As the Big Island empties out its boots and crews clear roads and restore power, Hurricane Julio now appears to not be a threat to the Big Island.
Julio was a Category 1 hurricane packing 90 mph winds maintaining its track toward the island chain at 16 mph as of 5 p.m. Saturday. The system was located 365 miles east of Hilo.
Julio is predicted to be a Category 1 hurricane with 75 mph winds when it draws into the vicinity of Hawaii Island Sunday. The current track takes the system to the north of the state, and it will likely transition to a tropical storm as it passes, forecaster Eric Lau said. It’s still too early to determine the cyclone’s path with accuracy. Even if the storm continues to weaken and passes to the north, as predicted, the width of the system is significant enough to have impacts on the island chain, said National Weather Service meteorologist Mike Cantin.

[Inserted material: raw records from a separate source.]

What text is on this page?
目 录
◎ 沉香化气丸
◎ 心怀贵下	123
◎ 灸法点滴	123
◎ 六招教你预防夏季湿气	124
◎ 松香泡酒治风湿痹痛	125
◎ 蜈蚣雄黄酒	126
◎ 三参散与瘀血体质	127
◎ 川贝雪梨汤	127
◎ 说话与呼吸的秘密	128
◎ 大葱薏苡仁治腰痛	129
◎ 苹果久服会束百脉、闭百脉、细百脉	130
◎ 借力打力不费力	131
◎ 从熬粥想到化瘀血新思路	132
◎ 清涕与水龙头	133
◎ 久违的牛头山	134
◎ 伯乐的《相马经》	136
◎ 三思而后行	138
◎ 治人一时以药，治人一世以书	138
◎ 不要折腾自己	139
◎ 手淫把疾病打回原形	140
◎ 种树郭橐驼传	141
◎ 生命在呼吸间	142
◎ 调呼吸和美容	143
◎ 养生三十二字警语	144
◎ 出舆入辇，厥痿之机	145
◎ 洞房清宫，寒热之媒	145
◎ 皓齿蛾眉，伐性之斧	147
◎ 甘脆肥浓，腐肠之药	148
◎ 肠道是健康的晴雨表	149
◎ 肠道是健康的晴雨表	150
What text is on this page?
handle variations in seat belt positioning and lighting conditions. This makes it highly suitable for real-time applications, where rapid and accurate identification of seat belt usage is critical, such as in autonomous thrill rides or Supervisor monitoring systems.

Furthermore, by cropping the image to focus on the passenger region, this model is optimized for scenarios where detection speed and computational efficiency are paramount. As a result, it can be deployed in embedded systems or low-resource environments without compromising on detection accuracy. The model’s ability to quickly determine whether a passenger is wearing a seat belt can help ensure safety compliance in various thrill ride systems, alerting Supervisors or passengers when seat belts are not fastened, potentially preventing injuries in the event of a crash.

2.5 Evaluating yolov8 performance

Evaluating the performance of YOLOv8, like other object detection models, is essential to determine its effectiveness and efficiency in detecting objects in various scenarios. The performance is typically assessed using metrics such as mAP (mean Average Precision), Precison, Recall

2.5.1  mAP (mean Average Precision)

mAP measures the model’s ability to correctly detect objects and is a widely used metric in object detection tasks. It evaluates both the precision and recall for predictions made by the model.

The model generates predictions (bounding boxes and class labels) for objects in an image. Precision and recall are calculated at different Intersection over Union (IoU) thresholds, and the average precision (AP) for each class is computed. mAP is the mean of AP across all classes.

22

“Don’t run back to the store and return supplies,” said Cantin at a press conference Friday morning as Iselle worked its way west of the Big Island. “Right now we don’t expect much, but if there’s a shift in the track we could see some effects.”
Rivers and streams on the Big Island are still high and some locations are saturated, so any additional rainfall from Julio could quickly create flood issues, Cantin said.
The 53rd Weather Reconnaissance Squadron will begin to fly through Julio Saturday and take the first in-storm measurements of the cyclone, said Master Sgt. Brian Lamar, spokesman for the squadron.
Julio had hurricane force winds extending outward 35 miles Saturday morning. Tropical storm force winds had a radius of 165 miles from the hurricane’s center.